First you need to make sure that you have the latest version of rpm installed. You can do this by running
yum update rpm
Next you’ll want to do a complete update of your system. The easiest way to do this is with
yum -y update
(the -y bypasses it asking you if you want to update–assume “yes”). Check the list of updates after it’s completed to determine whether you have a new kernel or not.
After the update is complete, you’ll clean the yum cache using
yum clean all
If you had a new kernel in the list of updates, you’ll want to reboot and then login as root/su again.
After you’ve rebooted/cleaned the cache you need to install the FedUp package
yum install fedup
You’ll want at least 4 GB of free space available on your / drive. If you need to clear space do so before you start the upgrade.
When you start the upgrade, you can either use the network or iso method (network is preferred as it gets you all of the updates in one shot). To use the network option, you type
fedup-cli –network 19 (that should be two dashes – – not one long hyphen)
First, fedup will install it’s repositories and download it’s kernel images (vmlinuz-fedup and intramfs-fedup), and then it will check the updates needed. It will download these updates (I had 1,293 listed plus others afterwards) and prepare everything for the upgrade. One thing it does is change the GRUB listing to include the System Upgrade (fedup) option. When it’s ready to go, you’ll be prompted to reboot the system again.

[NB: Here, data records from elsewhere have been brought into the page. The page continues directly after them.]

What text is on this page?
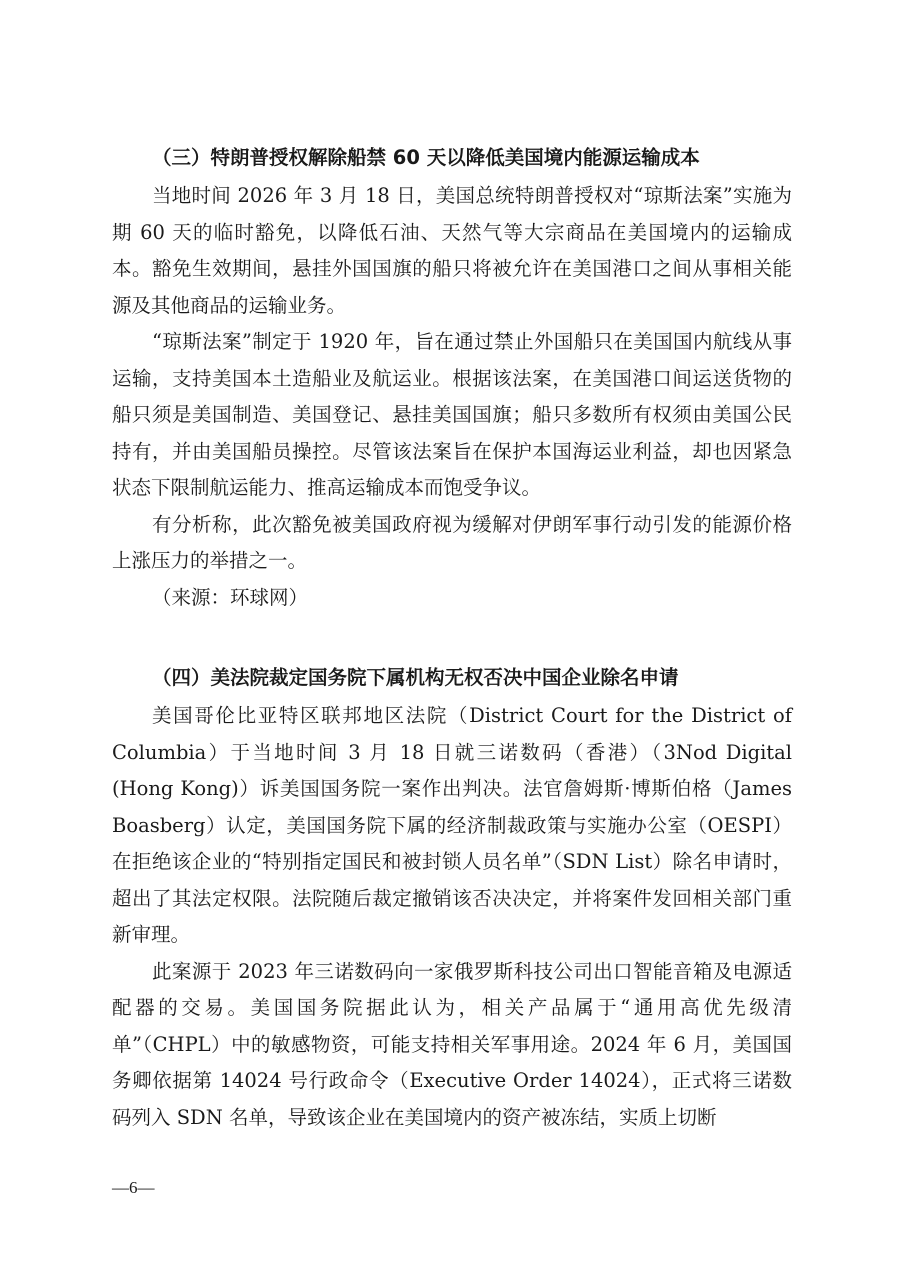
（三）特朗普授权解除船禁 60 天以降低美国境内能源运输成本

当地时间 2026 年 3 月 18 日，美国总统特朗普授权对“琼斯法案”实施为期 60 天的临时豁免，以降低石油、天然气等大宗商品在美国境内的运输成本。豁免生效期间，悬挂外国国旗的船只将被允许在美国港口之间从事相关能源及其他商品的运输业务。

“琼斯法案”制定于 1920 年，旨在通过禁止外国船只在美国国内航线从事运输，支持美国本土造船业及航运业。根据该法案，在美国港口间运送货物的船只须是美国制造、美国登记、悬挂美国国旗；船只多数所有权须由美国公民持有，并由美国船员操控。尽管该法案旨在保护本国海运业利益，却也因紧急状态下限制航运能力、推高运输成本而饱受争议。

有分析称，此次豁免被美国政府视为缓解对伊朗军事行动引发的能源价格上涨压力的举措之一。

（来源：环球网）

（四）美法院裁定国务院下属机构无权否决中国企业除名申请

美国哥伦比亚特区联邦地区法院（District Court for the District of Columbia）于当地时间 3 月 18 日就三诺数码（香港）（3Nod Digital (Hong Kong)）诉美国国务院一案作出判决。法官詹姆斯·博斯伯格（James Boasberg）认定，美国国务院下属的经济制裁政策与实施办公室（OESPI）在拒绝该企业的“特别指定国民和被封锁人员名单”（SDN List）除名申请时，超出了其法定权限。法院随后裁定撤销该否决决定，并将案件发回相关部门重新审理。

此案源于 2023 年三诺数码向一家俄罗斯科技公司出口智能音箱及电源适配器的交易。美国国务院据此认为，相关产品属于“通用高优先级清单”（CHPL）中的敏感物资，可能支持相关军事用途。2024 年 6 月，美国国务卿依据第 14024 号行政命令（Executive Order 14024），正式将三诺数码列入 SDN 名单，导致该企业在美国境内的资产被冻结，实质上切断

—6—
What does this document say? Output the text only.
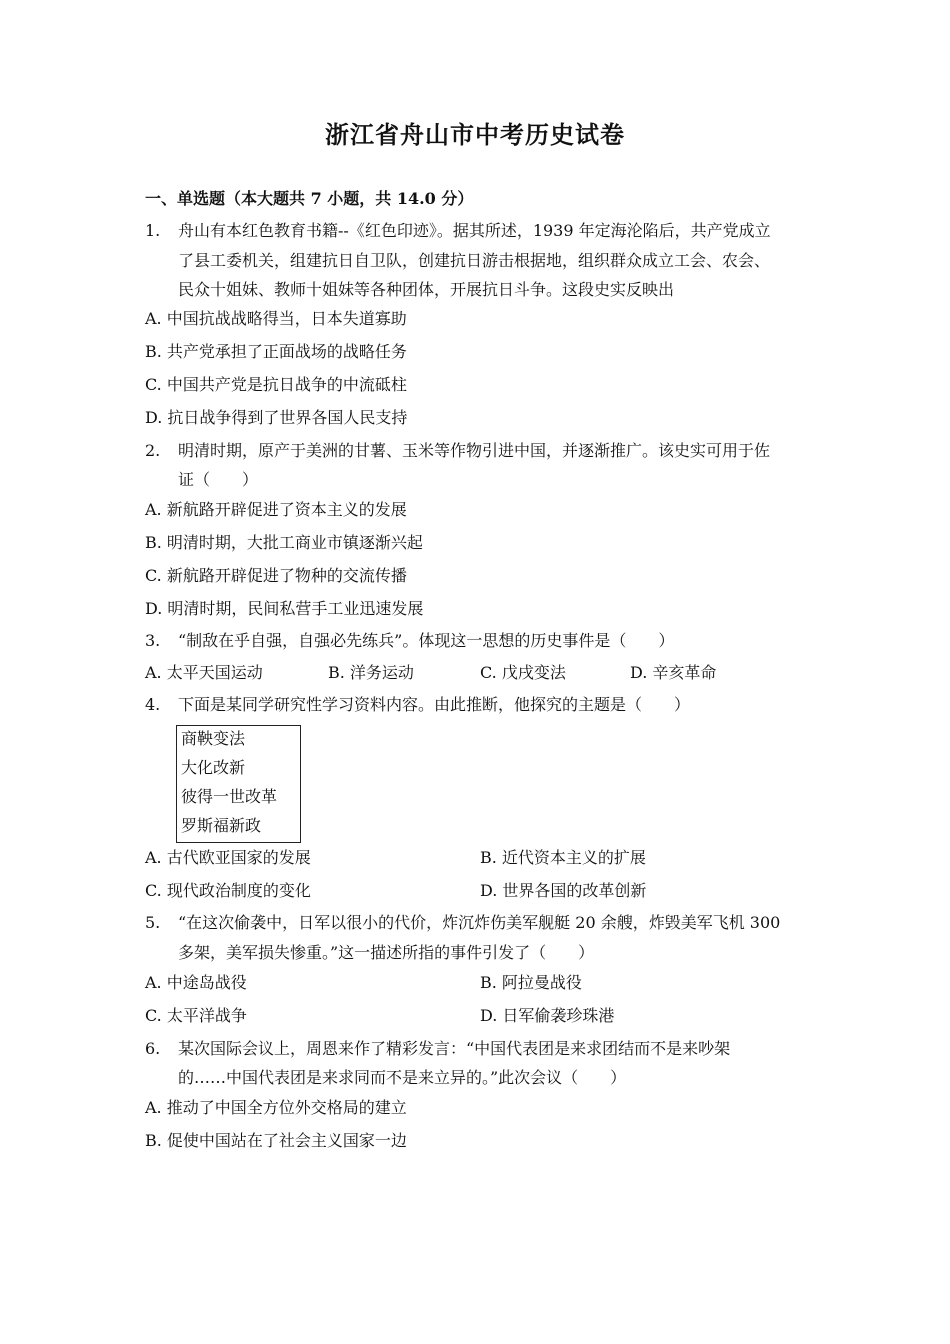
浙江省舟山市中考历史试卷
一、单选题（本大题共 7 小题，共 14.0 分）
1. 舟山有本红色教育书籍--《红色印迹》。据其所述，1939 年定海沦陷后，共产党成立
了县工委机关，组建抗日自卫队，创建抗日游击根据地，组织群众成立工会、农会、
民众十姐妹、教师十姐妹等各种团体，开展抗日斗争。这段史实反映出
A. 中国抗战战略得当，日本失道寡助
B. 共产党承担了正面战场的战略任务
C. 中国共产党是抗日战争的中流砥柱
D. 抗日战争得到了世界各国人民支持
2. 明清时期，原产于美洲的甘薯、玉米等作物引进中国，并逐渐推广。该史实可用于佐
证（　　）
A. 新航路开辟促进了资本主义的发展
B. 明清时期，大批工商业市镇逐渐兴起
C. 新航路开辟促进了物种的交流传播
D. 明清时期，民间私营手工业迅速发展
3. “制敌在乎自强，自强必先练兵”。体现这一思想的历史事件是（　　）
A. 太平天国运动	B. 洋务运动	C. 戊戌变法	D. 辛亥革命
4. 下面是某同学研究性学习资料内容。由此推断，他探究的主题是（　　）
商鞅变法
大化改新
彼得一世改革
罗斯福新政
A. 古代欧亚国家的发展	B. 近代资本主义的扩展
C. 现代政治制度的变化	D. 世界各国的改革创新
5. “在这次偷袭中，日军以很小的代价，炸沉炸伤美军舰艇 20 余艘，炸毁美军飞机 300
多架，美军损失惨重。”这一描述所指的事件引发了（　　）
A. 中途岛战役	B. 阿拉曼战役
C. 太平洋战争	D. 日军偷袭珍珠港
6. 某次国际会议上，周恩来作了精彩发言：“中国代表团是来求团结而不是来吵架
的……中国代表团是来求同而不是来立异的。”此次会议（　　）
A. 推动了中国全方位外交格局的建立
B. 促使中国站在了社会主义国家一边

You’ll choose the System Upgrade (fedup) option to start the actual upgrade.
Downloading Updates Screen
Ready for Reboot Screen
GRUB Bootloader Screen
The Upgrade Screen
The upgrade consists of both a graphical upgrade screen (the “f” with a progress bar) and a text-based upgrade screen (showing everything that’s happening). When it’s completed, you’ll be presented with the Fedora 19 login screen.